The song was “The Circle Game,” and she introduced it by saying,

This song doesn’t sound good when sung by one lonely voice. It’s sounds good–the more voices on it the better and the more out of tune voices the better. It was made for out of tune voices, this song.

My guess is you know the song, or would know it if you heard it. The chorus says,

and the seasons they go round and round
and the painted ponies go up and down
we’re captive on the carousel of time
we can’t return we can only look
behind from where we came
and go round and round and round
in the circle game

As I listened to the song, I couldn’t help but think of the clips from the Newport Folk Festival of Joni singing the same song almost fifty circles later surrounded by an amazing array of voices on stage–including Brandi Carlile, Allison Russell, Shooter Jennings, Wynonna Judd, Taylor Goldsmith (Dawes), Marcus Mumford, and Phil and Tim Hanseroth–and a whole audience of out of tune voices who couldn’t believe what they had a chance to be a part of. Joni was not on the list of performing artists for the festival. Brandi Carlile was the one who made it happen. Instead of using her set to sing her songs, she made room for Joni and the others so that we all got a chance to hear Joni sing again.

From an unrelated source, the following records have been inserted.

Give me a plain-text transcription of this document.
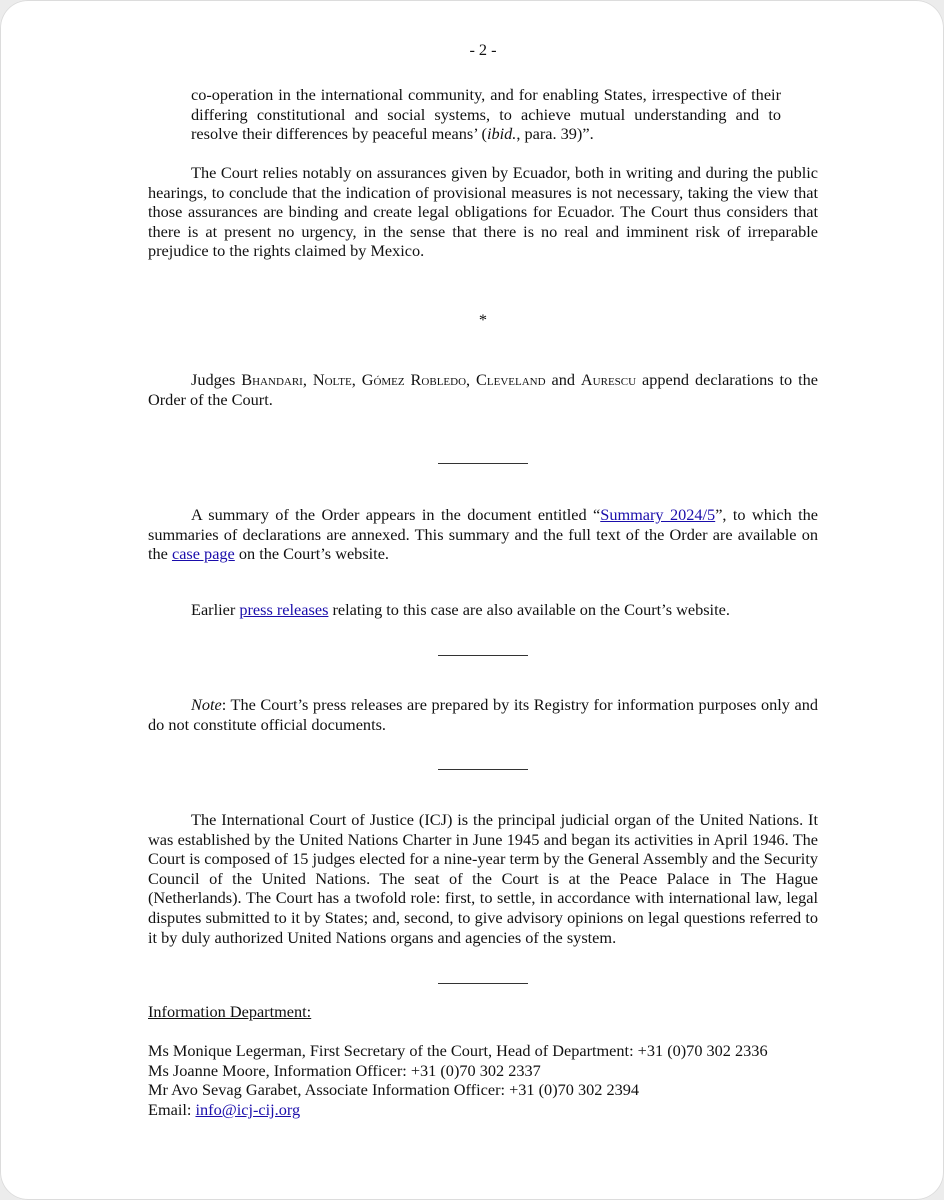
- 2 -

co-operation in the international community, and for enabling States, irrespective of their differing constitutional and social systems, to achieve mutual understanding and to resolve their differences by peaceful means’ (ibid., para. 39)”.

The Court relies notably on assurances given by Ecuador, both in writing and during the public hearings, to conclude that the indication of provisional measures is not necessary, taking the view that those assurances are binding and create legal obligations for Ecuador. The Court thus considers that there is at present no urgency, in the sense that there is no real and imminent risk of irreparable prejudice to the rights claimed by Mexico.

*

Judges Bhandari, Nolte, Gómez Robledo, Cleveland and Aurescu append declarations to the Order of the Court.

A summary of the Order appears in the document entitled “Summary 2024/5”, to which the summaries of declarations are annexed. This summary and the full text of the Order are available on the case page on the Court’s website.

Earlier press releases relating to this case are also available on the Court’s website.

Note: The Court’s press releases are prepared by its Registry for information purposes only and do not constitute official documents.

The International Court of Justice (ICJ) is the principal judicial organ of the United Nations. It was established by the United Nations Charter in June 1945 and began its activities in April 1946. The Court is composed of 15 judges elected for a nine-year term by the General Assembly and the Security Council of the United Nations. The seat of the Court is at the Peace Palace in The Hague (Netherlands). The Court has a twofold role: first, to settle, in accordance with international law, legal disputes submitted to it by States; and, second, to give advisory opinions on legal questions referred to it by duly authorized United Nations organs and agencies of the system.

Information Department:

Ms Monique Legerman, First Secretary of the Court, Head of Department: +31 (0)70 302 2336

Ms Joanne Moore, Information Officer: +31 (0)70 302 2337

Mr Avo Sevag Garabet, Associate Information Officer: +31 (0)70 302 2394

Email: info@icj-cij.org
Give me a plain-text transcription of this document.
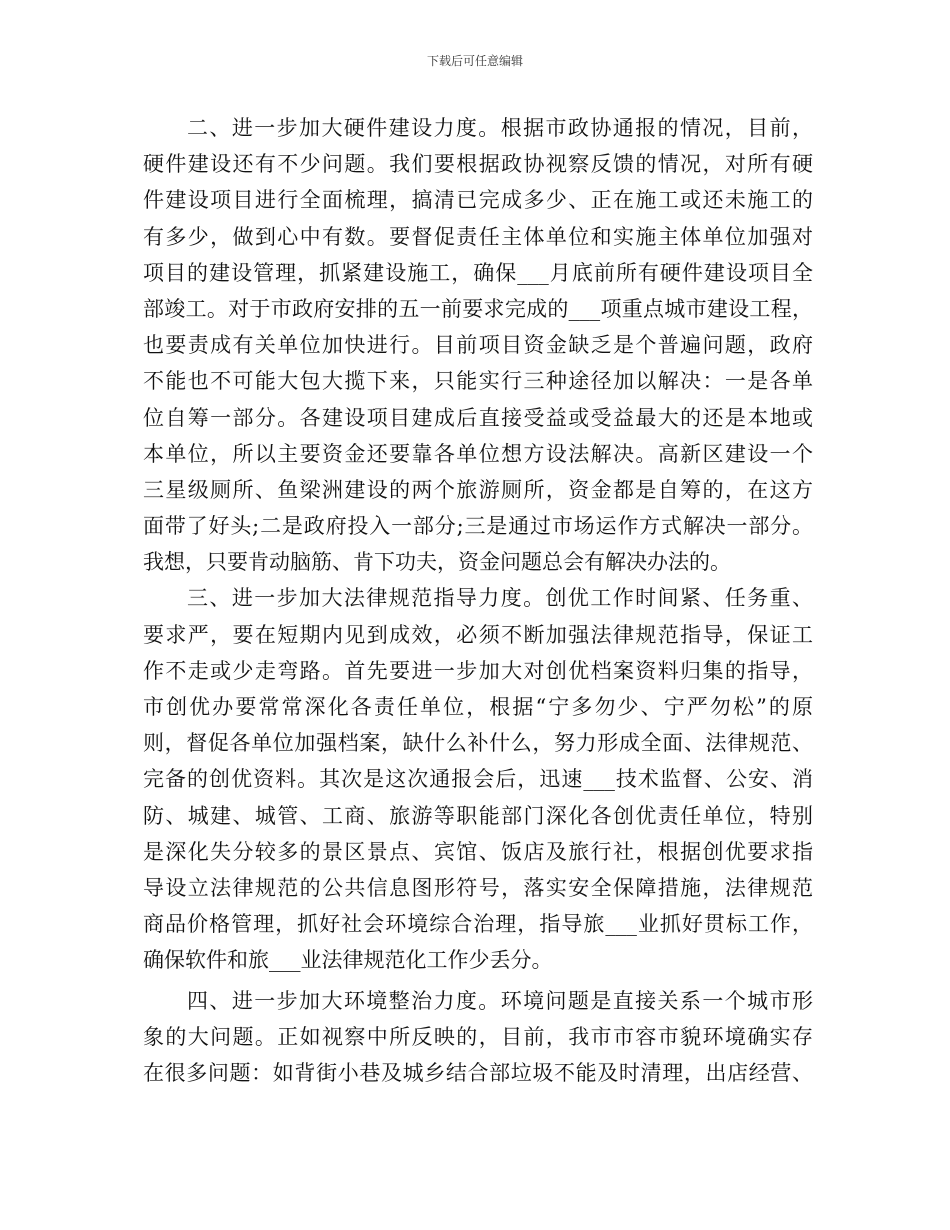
下载后可任意编辑
二、进一步加大硬件建设力度。根据市政协通报的情况，目前，
硬件建设还有不少问题。我们要根据政协视察反馈的情况，对所有硬
件建设项目进行全面梳理，搞清已完成多少、正在施工或还未施工的
有多少，做到心中有数。要督促责任主体单位和实施主体单位加强对
项目的建设管理，抓紧建设施工，确保___月底前所有硬件建设项目全
部竣工。对于市政府安排的五一前要求完成的___项重点城市建设工程，
也要责成有关单位加快进行。目前项目资金缺乏是个普遍问题，政府
不能也不可能大包大揽下来，只能实行三种途径加以解决：一是各单
位自筹一部分。各建设项目建成后直接受益或受益最大的还是本地或
本单位，所以主要资金还要靠各单位想方设法解决。高新区建设一个
三星级厕所、鱼梁洲建设的两个旅游厕所，资金都是自筹的，在这方
面带了好头;二是政府投入一部分;三是通过市场运作方式解决一部分。
我想，只要肯动脑筋、肯下功夫，资金问题总会有解决办法的。
三、进一步加大法律规范指导力度。创优工作时间紧、任务重、
要求严，要在短期内见到成效，必须不断加强法律规范指导，保证工
作不走或少走弯路。首先要进一步加大对创优档案资料归集的指导，
市创优办要常常深化各责任单位，根据“宁多勿少、宁严勿松”的原
则，督促各单位加强档案，缺什么补什么，努力形成全面、法律规范、
完备的创优资料。其次是这次通报会后，迅速___技术监督、公安、消
防、城建、城管、工商、旅游等职能部门深化各创优责任单位，特别
是深化失分较多的景区景点、宾馆、饭店及旅行社，根据创优要求指
导设立法律规范的公共信息图形符号，落实安全保障措施，法律规范
商品价格管理，抓好社会环境综合治理，指导旅___业抓好贯标工作，
确保软件和旅___业法律规范化工作少丢分。
四、进一步加大环境整治力度。环境问题是直接关系一个城市形
象的大问题。正如视察中所反映的，目前，我市市容市貌环境确实存
在很多问题：如背街小巷及城乡结合部垃圾不能及时清理，出店经营、
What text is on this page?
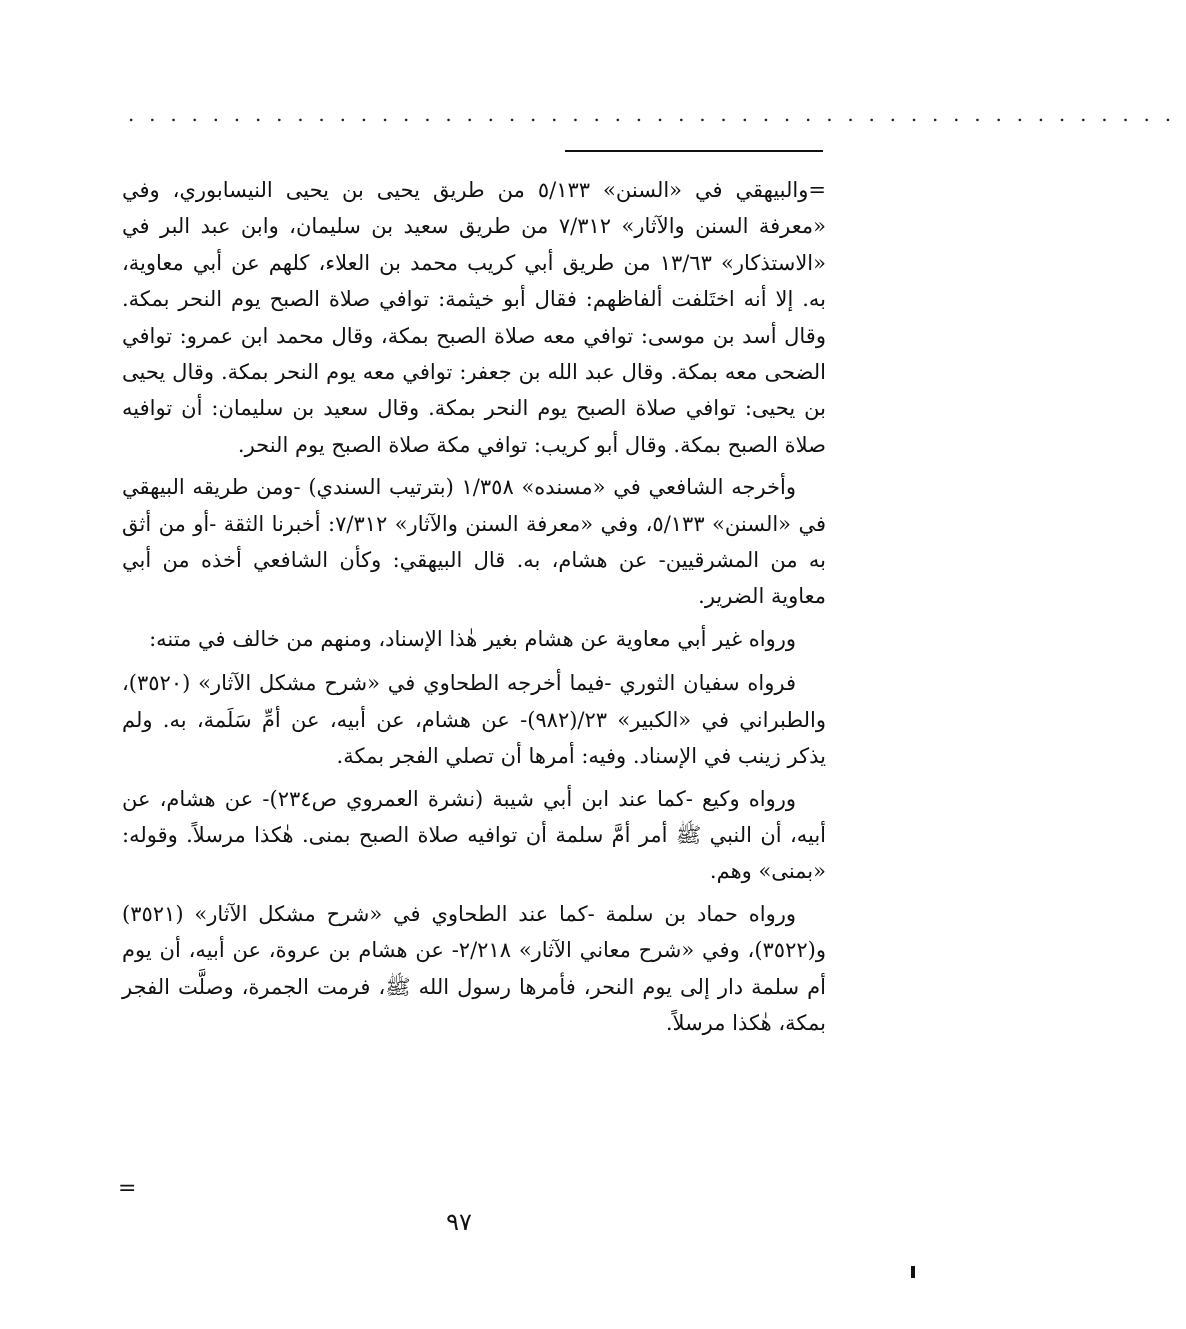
..................................................

=والبيهقي في «السنن» ٥/١٣٣ من طريق يحيى بن يحيى النيسابوري، وفي «معرفة السنن والآثار» ٧/٣١٢ من طريق سعيد بن سليمان، وابن عبد البر في «الاستذكار» ١٣/٦٣ من طريق أبي كريب محمد بن العلاء، كلهم عن أبي معاوية، به. إلا أنه اختَلفت ألفاظهم: فقال أبو خيثمة: توافي صلاة الصبح يوم النحر بمكة. وقال أسد بن موسى: توافي معه صلاة الصبح بمكة، وقال محمد ابن عمرو: توافي الضحى معه بمكة. وقال عبد الله بن جعفر: توافي معه يوم النحر بمكة. وقال يحيى بن يحيى: توافي صلاة الصبح يوم النحر بمكة. وقال سعيد بن سليمان: أن توافيه صلاة الصبح بمكة. وقال أبو كريب: توافي مكة صلاة الصبح يوم النحر.

وأخرجه الشافعي في «مسنده» ١/٣٥٨ (بترتيب السندي) -ومن طريقه البيهقي في «السنن» ٥/١٣٣، وفي «معرفة السنن والآثار» ٧/٣١٢: أخبرنا الثقة -أو من أثق به من المشرقيين- عن هشام، به. قال البيهقي: وكأن الشافعي أخذه من أبي معاوية الضرير.

ورواه غير أبي معاوية عن هشام بغير هٰذا الإسناد، ومنهم من خالف في متنه:

فرواه سفيان الثوري -فيما أخرجه الطحاوي في «شرح مشكل الآثار» (٣٥٢٠)، والطبراني في «الكبير» ٢٣/(٩٨٢)- عن هشام، عن أبيه، عن أمِّ سَلَمة، به. ولم يذكر زينب في الإسناد. وفيه: أمرها أن تصلي الفجر بمكة.

ورواه وكيع -كما عند ابن أبي شيبة (نشرة العمروي ص٢٣٤)- عن هشام، عن أبيه، أن النبي ﷺ أمر أمَّ سلمة أن توافيه صلاة الصبح بمنى. هٰكذا مرسلاً. وقوله: «بمنى» وهم.

ورواه حماد بن سلمة -كما عند الطحاوي في «شرح مشكل الآثار» (٣٥٢١) و(٣٥٢٢)، وفي «شرح معاني الآثار» ٢/٢١٨- عن هشام بن عروة، عن أبيه، أن يوم أم سلمة دار إلى يوم النحر، فأمرها رسول الله ﷺ، فرمت الجمرة، وصلَّت الفجر بمكة، هٰكذا مرسلاً.

=
٩٧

Even when we are out of tune, it matters when we harmonize.

The opening nights at Puma Yu’s were for those who had supported Ally and Pete in their Kickstarter, which meant it was a room filled with back up singers, with out of tune voices that came to sing the songs of friendship and encouragement. Ginger first met Charles and Jennifer, Ally’s parents, when they were in seminary together. I met them even before Ginger and I got married. Soon after Ally was born they came to Boston and we took Ally to Fenway. Her younger brother, Samuel, is my godson. He’s been to Fenway, too. The realtor Ginger talked to lives in the Birmingham area and, though they have never met in person, figured out they know some of the same melodies. When the songs go like that they feel so good, so good, so good.

But those aren’t the only songs we sing.

Though the melodies of grief and struggle are often familiar to many of us, sometimes they are hard to sing together. When life takes a minor key, we don’t always show up for each other, or we don’t always think of how we could show up. We don’t recognize the harmony part. The hospital in Wallingford is thirty minutes from Guilford. It is a great hospital for spinal cord injuries, but the distance means the person Ginger saw isn’t getting many visitors. They are singing mostly alone right now. As Joni said, the song doesn’t sound good when sung by one lonely voice.

I think that’s true of any of the songs in the key of life. They are made for out of tune voices.